9.6. PAYMENTS UPON IMPOSITION OF FEDERAL OR STATE TAXES. If any Participant is
determined to be subject to federal or state income tax on any amount accrued on
his or her behalf under this Plan prior to the time of payment hereunder,
federal or state taxes attributable to the amount determined to be so taxable
shall be distributed by the Plan to such Participant. An amount accrued on his
or her behalf under this Plan shall be determined to be subject to federal
income tax upon the earliest of:


                                      -14-



                  (i)      a final determination by the United States Internal
                           Revenue Service addressed to the Participant which is
                           not appealed to the courts;

                  (ii)     a final determination by the United States Tax Court
                           or any other Federal Court affirming any such
                           determination by the Internal Revenue Service; or

                  (iii)    an opinion by the Tax Counsel of the Company,
                           addressed to the Company that, by reason of Treasury
                           Regulations, amendments to the Internal Revenue Code,
                           published Internal Revenue Service rulings, court
                           decisions or other substantial precedent, amounts
                           accrued on a Participant's behalf hereunder are
                           subject to federal or state income tax prior to
                           payment.

The Company shall undertake at its sole expense to defend any tax claims
described herein which are asserted by the Internal Revenue Service or by any
state revenue authority against any Participant, including attorney fees and
costs of appeal, and shall have the sole authority to determine whether or not
to appeal any determination made by the Internal Revenue Service, by any state
revenue authority or by a lower court. The Company also agrees to reimburse any
Participant for any interest or penalties in respect of federal or state tax
claims hereunder upon receipt of documentation of same.
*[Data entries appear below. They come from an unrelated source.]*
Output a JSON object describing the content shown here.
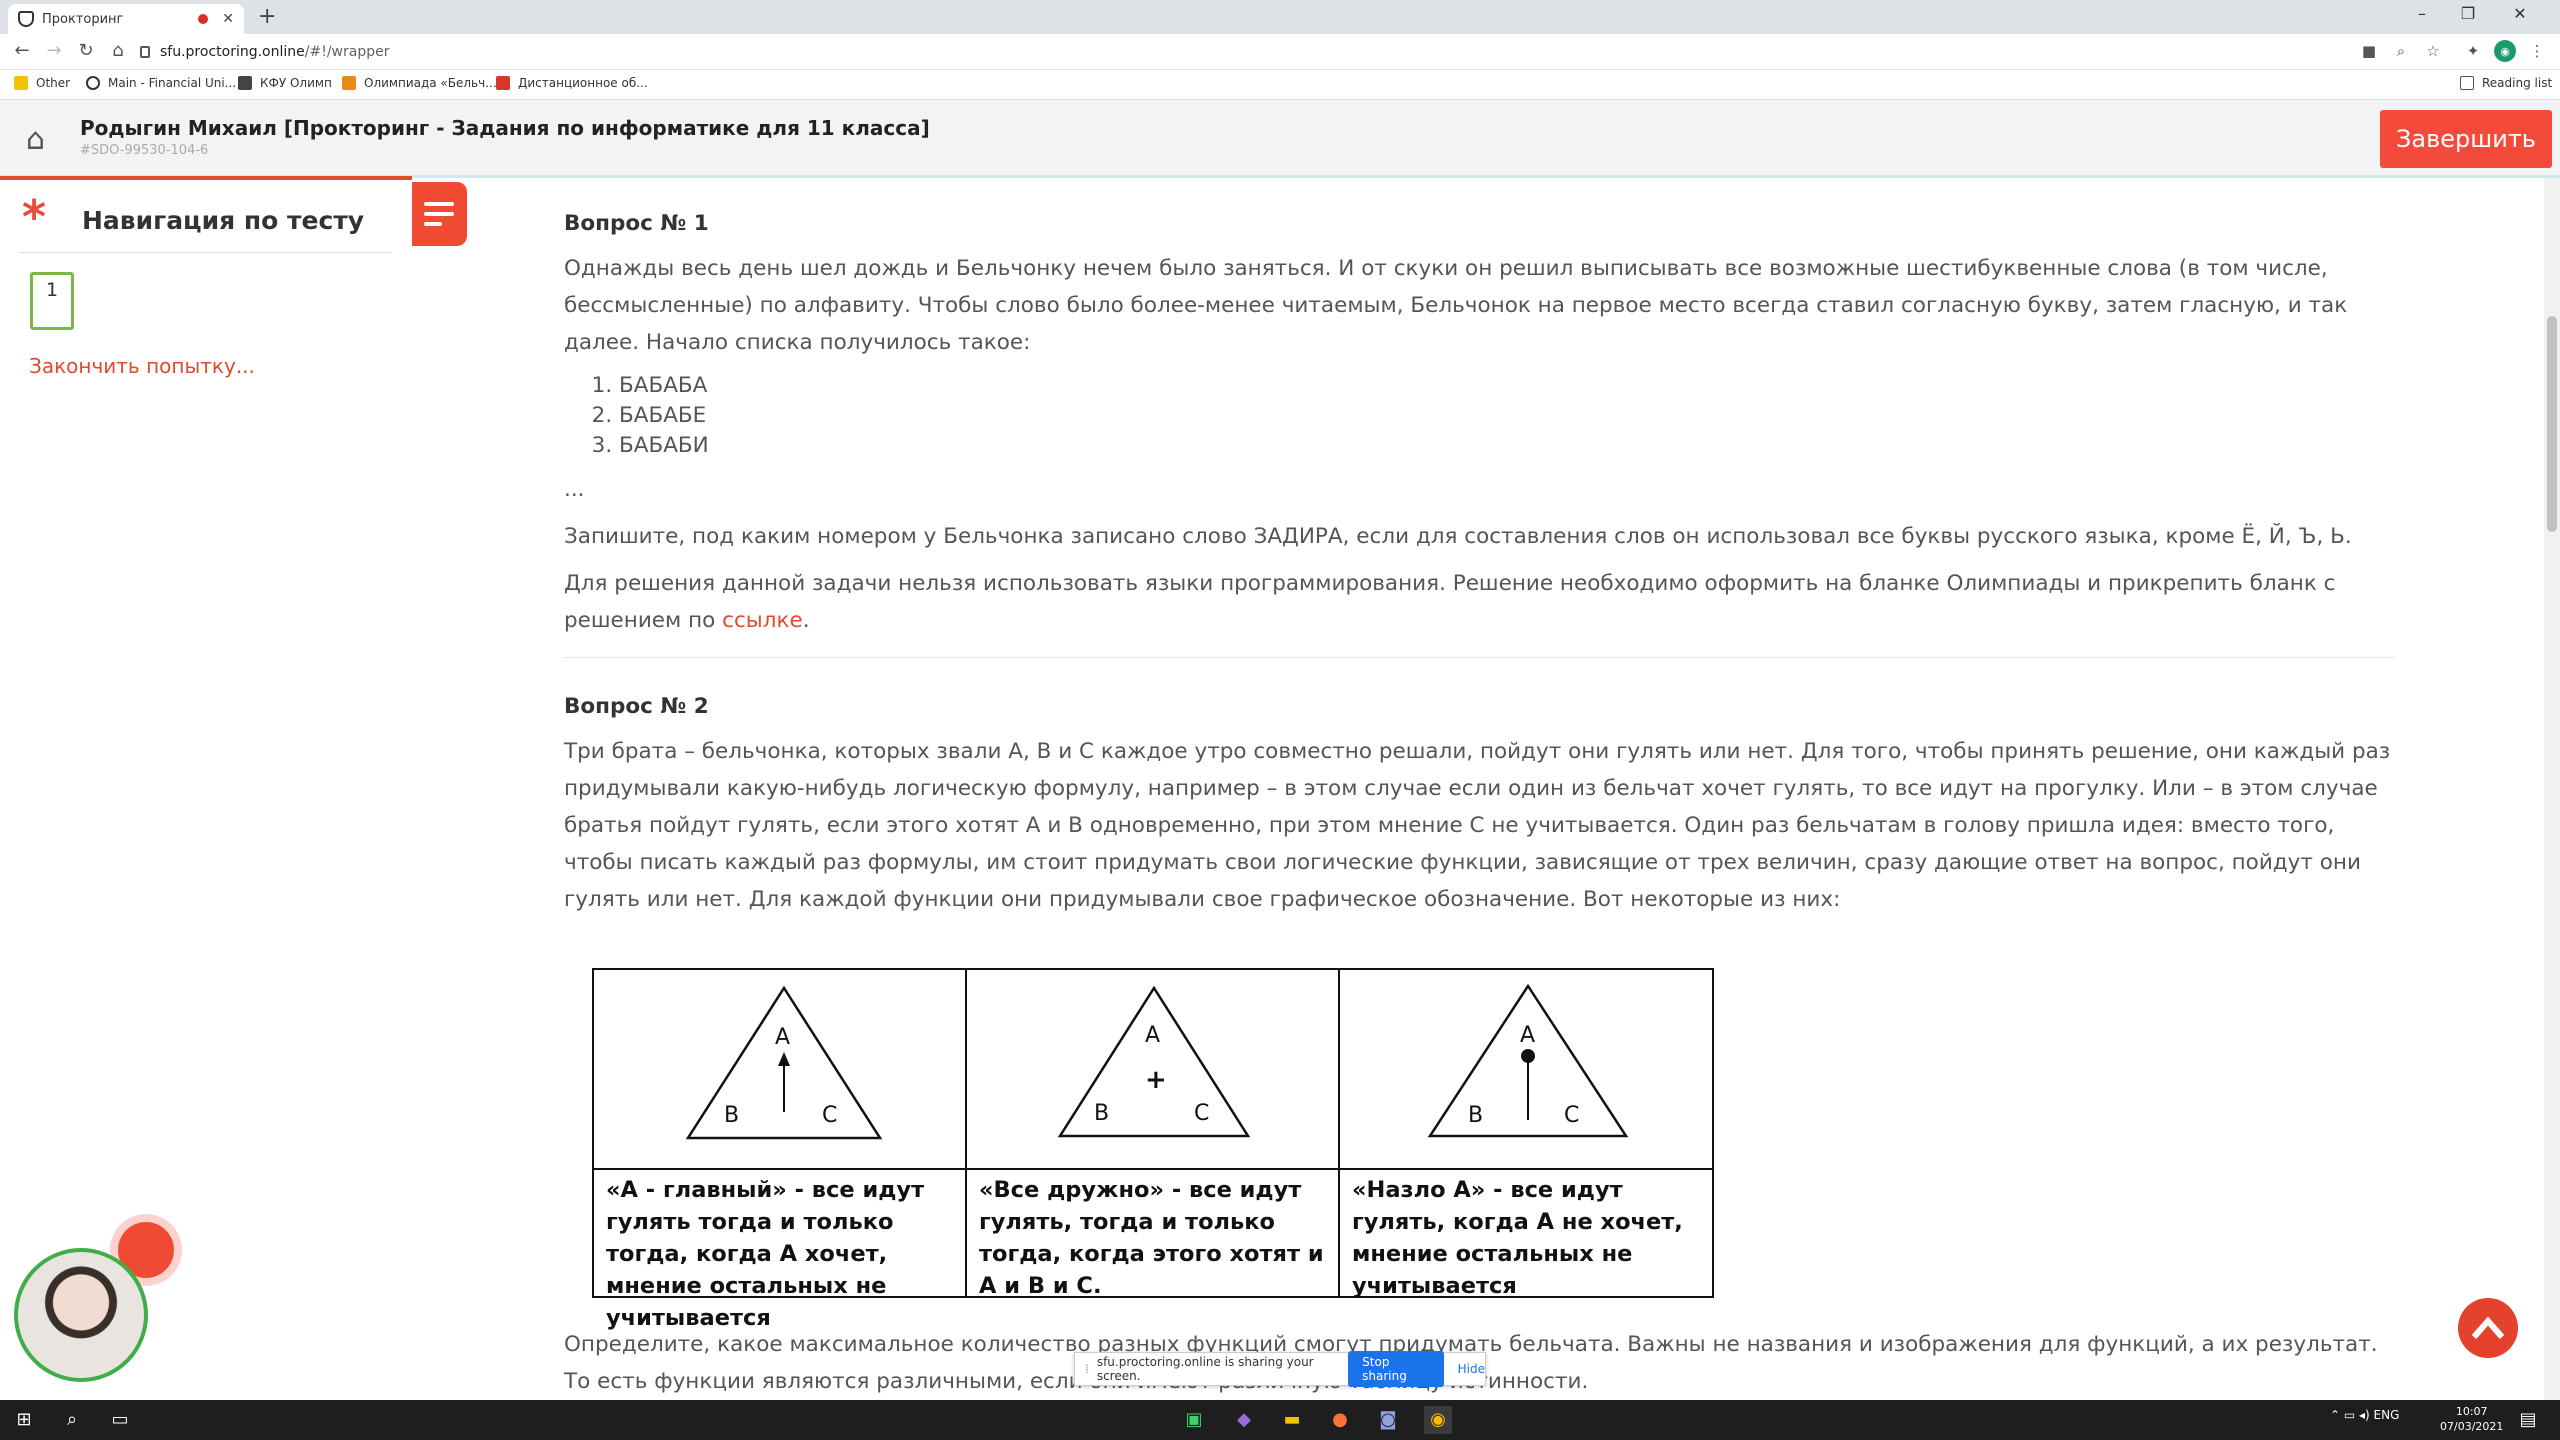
{
  "browser": {
    "tab_title": "Прокторинг",
    "url_host": "sfu.proctoring.online",
    "url_path": "/#!/wrapper",
    "bookmarks": [
      "Other",
      "Main - Financial Uni...",
      "КФУ Олимп",
      "Олимпиада «Бельч...",
      "Дистанционное об..."
    ],
    "reading_list": "Reading list"
  },
  "app": {
    "title": "Родыгин Михаил [Прокторинг - Задания по информатике для 11 класса]",
    "subtitle": "#SDO-99530-104-6",
    "finish_button": "Завершить"
  },
  "sidebar": {
    "title": "Навигация по тесту",
    "question_number": "1",
    "finish_attempt": "Закончить попытку..."
  },
  "q1": {
    "heading": "Вопрос № 1",
    "p1": "Однажды весь день шел дождь и Бельчонку нечем было заняться. И от скуки он решил выписывать все возможные шестибуквенные слова (в том числе, бессмысленные) по алфавиту. Чтобы слово было более-менее читаемым, Бельчонок на первое место всегда ставил согласную букву, затем гласную, и так далее. Начало списка получилось такое:",
    "list": [
      "БАБАБА",
      "БАБАБЕ",
      "БАБАБИ"
    ],
    "ellipsis": "...",
    "p2": "Запишите, под каким номером у Бельчонка записано слово ЗАДИРА, если для составления слов он использовал все буквы русского языка, кроме Ё, Й, Ъ, Ь.",
    "p3": "Для решения данной задачи нельзя использовать языки программирования. Решение необходимо оформить на бланке Олимпиады и прикрепить бланк с решением по ",
    "link": "ссылке",
    "p3_end": "."
  },
  "q2": {
    "heading": "Вопрос № 2",
    "p1": "Три брата – бельчонка, которых звали A, B и C каждое утро совместно решали, пойдут они гулять или нет. Для того, чтобы принять решение, они каждый раз придумывали какую-нибудь логическую формулу, например  – в этом случае если один из бельчат хочет гулять, то все идут на прогулку. Или  – в этом случае братья пойдут гулять, если этого хотят A и B одновременно, при этом мнение C не учитывается. Один раз бельчатам в голову пришла идея: вместо того, чтобы писать каждый раз формулы, им стоит придумать свои логические функции, зависящие от трех величин, сразу дающие ответ на вопрос, пойдут они гулять или нет. Для каждой функции они придумывали свое графическое обозначение. Вот некоторые из них:",
    "figure": {
      "labels": {
        "a": "A",
        "b": "B",
        "c": "C",
        "plus": "+"
      },
      "captions": [
        "«A - главный» - все идут гулять тогда и только тогда, когда A хочет, мнение остальных не учитывается",
        "«Все дружно» - все идут гулять, тогда и только тогда, когда этого хотят и A и B и C.",
        "«Назло A» - все идут гулять, когда A не хочет, мнение остальных не учитывается"
      ]
    },
    "p2": "Определите, какое максимальное количество разных функций смогут придумать бельчата. Важны не названия и изображения для функций, а их результат. То есть функции являются различными, если они имеют различную таблицу истинности."
  },
  "share_bar": {
    "text": "sfu.proctoring.online is sharing your screen.",
    "stop": "Stop sharing",
    "hide": "Hide"
  },
  "taskbar": {
    "lang": "ENG",
    "time": "10:07",
    "date": "07/03/2021"
  }
}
9.7. LEGAL FEES. If the Company does not pay the benefits required under the
terms of the Plan for reasons other than the insolvency of the Company, the
Company agrees to reimburse any Participant for all legal fees incurred in
enforcing his or her claim to benefits under the Plan.

9.8. ERRORS IN COMPUTATIONS. The Committee shall not be liable or responsible
for any error in the computation of any benefit payable to or with respect to
any Participant resulting from any misstatement of fact made by the Participant
or by or on behalf of any Beneficiary to whom such benefit shall be payable,
directly or indirectly, to the Committee, and used by the Committee in
determining the benefit. The Committee shall not be obligated or required to
increase the benefit payable to or with respect to such Participant which, on
discovery of the misstatement, is found to be understated as a result of such
misstatement of the Participant. However, the benefit of any Participant which
is overstated by reason of any such misstatement or any other reason shall be
reduced to the amount appropriate in view of the truth (and to recover any prior
overpayment).



                                      -15-


                                   SECTION 10

                                  MISCELLANEOUS

10.1. NOT AN EMPLOYMENT CONTRACT. This Plan is not and shall not be deemed to
constitute a contract of employment between the Company and any employee or
other person, nor shall anything herein contained be deemed to give any employee
or other person any right to be retained in the Company's employ or in any way
limit or restrict the Company's right or power to discharge any employee or
other person at any time and to treat him without regard to the effect which
such treatment might have upon the employee as a Participant in the Plan.

10.2. NONTRANSFERABILITY. A Participant's rights and interest under the Plan,
including amounts payable, may not be assigned, alienated, pledged or
transferred except, in the event of a Participant's death to his Beneficiary. No
benefit payable under this Plan shall be subject to attachment, garnishment,
execution following judgment or other legal process before actual payment to the
Participant or Beneficiary.

10.3. TAX WITHHOLDING. The Company shall withhold the amount of any federal,
state or local income tax or other tax required to be withheld by the Company
under applicable law with respect to any amount payable under the Plan. Any cash
payable in lieu of fractional shares shall be applied to the payment of tax
withholding. The Participant shall not be liable for any tax withholding.

10.4. EXPENSES. All expenses of administering the Plan shall be borne by the
Company.

10.5. GOVERNING LAW. Except to the extent that federal law is controlling, the
Plan shall be construed and enforced in accordance with and governed by the laws
of the State of Minnesota.

10.6. AMENDMENT AND TERMINATION. The Company reserves the power to unilaterally
amend this Plan at any time, either prospectively or retroactively or both by
action of the Committee (with the written concurrence of the Chief Executive
Officer of the Company). The Committee may likewise terminate or curtail the
benefits of this Plan both with regard to persons expecting to receive benefits
in the future and persons already receiving benefits at the time of such action;
provided, however, that the Committee may not amend or terminate the Plan with
respect to benefits that have accrued and are Vested pursuant to Section 4 in
any manner that reduces the amount of such benefits or alters the effect of any
participant election previously filed with the Company. No modification of the
terms of this Plan shall be effective unless it is in writing and signed on
behalf of the Company by a person authorized to execute such writing. No oral
representation concerning the interpretation or effect of this Plan shall be
effective to amend the Plan.

10.7. RULES OF INTERPRETATION. The titles given to the various sections of this
Plan are inserted for convenience of reference only and are not part of this
Plan, and they shall not be considered in determining the purpose, meaning or
intent of any provision hereof. This Plan shall be construed and this Plan shall
be administered to create an unfunded plan providing


                                      -16-



deferred compensation to a select group of management or highly compensated
employees so that it is exempt from the requirements of Parts 2, 3 and 4 of
Title I of ERISA and qualifies for a form of simplified, alternative compliance
with the reporting and disclosure requirements of Part 1 of Title I of ERISA.